Overlord
Katliam - 2
Gazef, Krallık ordusundaki
huzursuzluğu sezebiliyordu. Bu huzursuzluğun kaynağını bulmaya çalışırken
kaşlarını çatıverdi.
"Anlıyorum. Aslına bakarsan bu
eylemsizlikleri, taarruza kalkmadan evvel bizi bir endişe içinde bırakmak
üzerine bir strateji olabilir. Bunca askeri koordine edip kontrol etmek yabana
atılacak bir iş değil, o yüzden birliklerimizin herhangi birindeki en ufak
çekince dahi büyük bir karışıklığa yol açabilir. Büyük bir tabura akın
düzenlemek her babayiğidin harcı değildir, lakin taburu oluşturan askerler
kümeden ayrılıp kaçmaya başlarsa avlanıp öldürülmeleri işten bile olmaz.
Hayvanların avlanmak için kullandığı temel ilkelerden bir farkı yok yani.”
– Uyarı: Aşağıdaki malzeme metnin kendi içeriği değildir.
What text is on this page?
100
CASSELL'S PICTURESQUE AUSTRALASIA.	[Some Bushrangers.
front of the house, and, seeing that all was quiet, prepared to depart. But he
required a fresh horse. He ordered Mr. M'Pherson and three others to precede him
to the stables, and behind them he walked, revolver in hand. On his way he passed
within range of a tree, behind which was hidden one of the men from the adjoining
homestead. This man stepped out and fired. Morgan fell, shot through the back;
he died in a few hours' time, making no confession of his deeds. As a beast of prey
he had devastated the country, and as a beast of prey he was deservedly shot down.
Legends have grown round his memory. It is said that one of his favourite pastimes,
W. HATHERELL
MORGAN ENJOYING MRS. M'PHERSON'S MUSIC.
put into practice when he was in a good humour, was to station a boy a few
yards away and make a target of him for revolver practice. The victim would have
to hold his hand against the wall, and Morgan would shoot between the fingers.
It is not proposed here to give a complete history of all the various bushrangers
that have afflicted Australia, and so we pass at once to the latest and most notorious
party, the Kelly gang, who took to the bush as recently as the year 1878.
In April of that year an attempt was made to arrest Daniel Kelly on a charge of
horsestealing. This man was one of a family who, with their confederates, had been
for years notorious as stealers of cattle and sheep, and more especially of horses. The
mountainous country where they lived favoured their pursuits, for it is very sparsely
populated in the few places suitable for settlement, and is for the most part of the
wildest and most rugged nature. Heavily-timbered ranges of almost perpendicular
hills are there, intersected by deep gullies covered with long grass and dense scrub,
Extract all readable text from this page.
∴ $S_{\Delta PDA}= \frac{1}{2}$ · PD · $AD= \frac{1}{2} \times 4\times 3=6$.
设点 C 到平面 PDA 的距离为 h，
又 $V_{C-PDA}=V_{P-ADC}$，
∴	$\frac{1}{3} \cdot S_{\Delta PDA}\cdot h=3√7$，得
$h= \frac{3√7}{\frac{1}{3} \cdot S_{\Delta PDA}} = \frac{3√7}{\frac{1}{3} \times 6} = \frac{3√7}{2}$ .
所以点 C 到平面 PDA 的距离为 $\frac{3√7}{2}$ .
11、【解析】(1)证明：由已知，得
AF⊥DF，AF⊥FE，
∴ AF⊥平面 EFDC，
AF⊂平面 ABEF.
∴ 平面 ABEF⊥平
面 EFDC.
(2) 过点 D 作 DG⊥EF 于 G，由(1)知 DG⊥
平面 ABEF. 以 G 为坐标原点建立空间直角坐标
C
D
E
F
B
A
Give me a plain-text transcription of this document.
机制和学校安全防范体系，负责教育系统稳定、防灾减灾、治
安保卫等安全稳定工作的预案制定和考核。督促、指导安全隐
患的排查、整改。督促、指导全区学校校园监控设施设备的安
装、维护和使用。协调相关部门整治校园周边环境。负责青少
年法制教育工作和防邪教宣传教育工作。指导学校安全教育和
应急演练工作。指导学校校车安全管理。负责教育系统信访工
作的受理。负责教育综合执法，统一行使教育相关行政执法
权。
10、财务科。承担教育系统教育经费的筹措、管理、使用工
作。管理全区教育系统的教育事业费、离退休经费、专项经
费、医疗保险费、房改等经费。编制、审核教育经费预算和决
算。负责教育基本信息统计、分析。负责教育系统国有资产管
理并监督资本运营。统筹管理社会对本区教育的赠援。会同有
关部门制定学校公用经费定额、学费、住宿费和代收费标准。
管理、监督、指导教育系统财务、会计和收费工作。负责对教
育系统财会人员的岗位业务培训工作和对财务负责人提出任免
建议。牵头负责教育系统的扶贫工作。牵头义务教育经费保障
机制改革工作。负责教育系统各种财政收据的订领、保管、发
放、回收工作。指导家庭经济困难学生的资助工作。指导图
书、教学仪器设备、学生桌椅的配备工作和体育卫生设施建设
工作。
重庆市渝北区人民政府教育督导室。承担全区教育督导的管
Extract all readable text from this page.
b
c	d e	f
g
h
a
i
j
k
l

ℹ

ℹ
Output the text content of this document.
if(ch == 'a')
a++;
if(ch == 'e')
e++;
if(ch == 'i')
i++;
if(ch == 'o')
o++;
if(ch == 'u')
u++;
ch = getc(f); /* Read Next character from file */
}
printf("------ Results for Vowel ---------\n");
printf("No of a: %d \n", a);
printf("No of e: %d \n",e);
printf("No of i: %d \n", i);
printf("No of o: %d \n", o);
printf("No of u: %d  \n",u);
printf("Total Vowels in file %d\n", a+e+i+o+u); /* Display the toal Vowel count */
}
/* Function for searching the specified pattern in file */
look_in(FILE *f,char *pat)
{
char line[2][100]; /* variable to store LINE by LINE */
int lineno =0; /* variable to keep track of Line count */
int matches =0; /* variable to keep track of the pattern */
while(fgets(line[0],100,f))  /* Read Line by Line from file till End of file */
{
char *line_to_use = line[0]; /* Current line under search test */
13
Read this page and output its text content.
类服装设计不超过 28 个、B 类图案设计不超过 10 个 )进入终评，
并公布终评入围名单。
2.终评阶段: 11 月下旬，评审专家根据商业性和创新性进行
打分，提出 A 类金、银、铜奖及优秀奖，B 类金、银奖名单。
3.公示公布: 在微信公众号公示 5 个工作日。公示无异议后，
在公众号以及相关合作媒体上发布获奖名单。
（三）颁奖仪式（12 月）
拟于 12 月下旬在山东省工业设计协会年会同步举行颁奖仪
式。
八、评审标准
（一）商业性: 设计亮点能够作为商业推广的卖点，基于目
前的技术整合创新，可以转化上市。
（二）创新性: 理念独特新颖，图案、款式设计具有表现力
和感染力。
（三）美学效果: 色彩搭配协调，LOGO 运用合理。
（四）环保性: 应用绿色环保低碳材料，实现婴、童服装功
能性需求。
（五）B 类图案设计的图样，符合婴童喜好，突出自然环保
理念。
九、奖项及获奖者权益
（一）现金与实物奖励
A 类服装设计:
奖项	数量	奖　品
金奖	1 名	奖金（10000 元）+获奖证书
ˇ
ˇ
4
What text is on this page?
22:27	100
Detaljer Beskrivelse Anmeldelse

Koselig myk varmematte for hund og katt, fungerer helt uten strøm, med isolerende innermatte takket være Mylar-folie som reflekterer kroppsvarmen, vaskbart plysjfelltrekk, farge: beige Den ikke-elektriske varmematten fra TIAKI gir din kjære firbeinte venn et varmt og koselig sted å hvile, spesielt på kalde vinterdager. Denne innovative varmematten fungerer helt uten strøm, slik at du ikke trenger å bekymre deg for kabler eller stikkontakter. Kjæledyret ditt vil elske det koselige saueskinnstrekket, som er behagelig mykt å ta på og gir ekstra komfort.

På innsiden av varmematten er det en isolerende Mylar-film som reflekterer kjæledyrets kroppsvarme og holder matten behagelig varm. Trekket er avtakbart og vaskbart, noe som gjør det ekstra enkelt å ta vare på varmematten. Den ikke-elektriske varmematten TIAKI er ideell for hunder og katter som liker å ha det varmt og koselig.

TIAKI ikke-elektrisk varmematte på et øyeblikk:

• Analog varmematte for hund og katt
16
Şaşkınlık içindeki Raeven, Gazef'in görüş
hattında duran, sol kanatta endişeli bir ifade takınmış taburları görünce
durumu idrak etti.
"Anlaşılan merkezdeki askerleri
ön hatta çekiyorlar."
"Hareketlenmeleri düzen
değiştirmelerinden ibaretse endişeye mahal yok."
"Marki Bowlorobe'nin bayrağı bu.
Görünüşe göre sol kanadın komutanı kendisini ön hatta alıyor."
Krallık, Kraliyet Partisi merkezde
konuşlanmışken Soylu Partisi'ni iki kanata yaydı. Marki Bowlorobe'nin sol
kanata komutanlık etmesine karşın Kral III. Ranpossa merkez hattının
başkumandanı idi.
"Bir taburun komutanının ordu
düzeninin en önüne geçmesi oldukça sıra dışı bir durum. Görüyor musunuz
Gazef-dono? Marki doğrudan kendisine bağlı olan seçkin bir birliğin yerini
değiştiriyor. Tüm dikkatler bir araya toplanmış soylulardayken birey olarak
ziyadesiyle kudretli olan İmparatorluk şövalyelerine karşı yapılacak muharebede
sivrilmek istiyor. Bu sayede Krallık'taki en güçlü birliğin komutanı olarak nam
salacak."
Raeven, Gazef'e "Başka
kimselerin, kıymetli savaşçı timinden daha fazla övgü kazanmasına göz mü
yumacaksın?" dercesine meraklı bir bakış atıyor.
Gazef tongaya düşmedi.
“Savaşçı timinin vazifesi Kral'ı
korumaktır. Kral aksini emretmediği sürece İmparatorluk taarruza geçse dahi
yerimizden milim kıpırdamayız. Bizim nezdimizde Kral'ımızın başkente sağ salim
dönüşünü güvence altına almaktan daha yüce bir vazife yoktur.”
Gazef belindeki kılıca dokundu.
"Yine de düşman saldırısının
şiddetini azaltmak için kendimce pozisyon alabilirim."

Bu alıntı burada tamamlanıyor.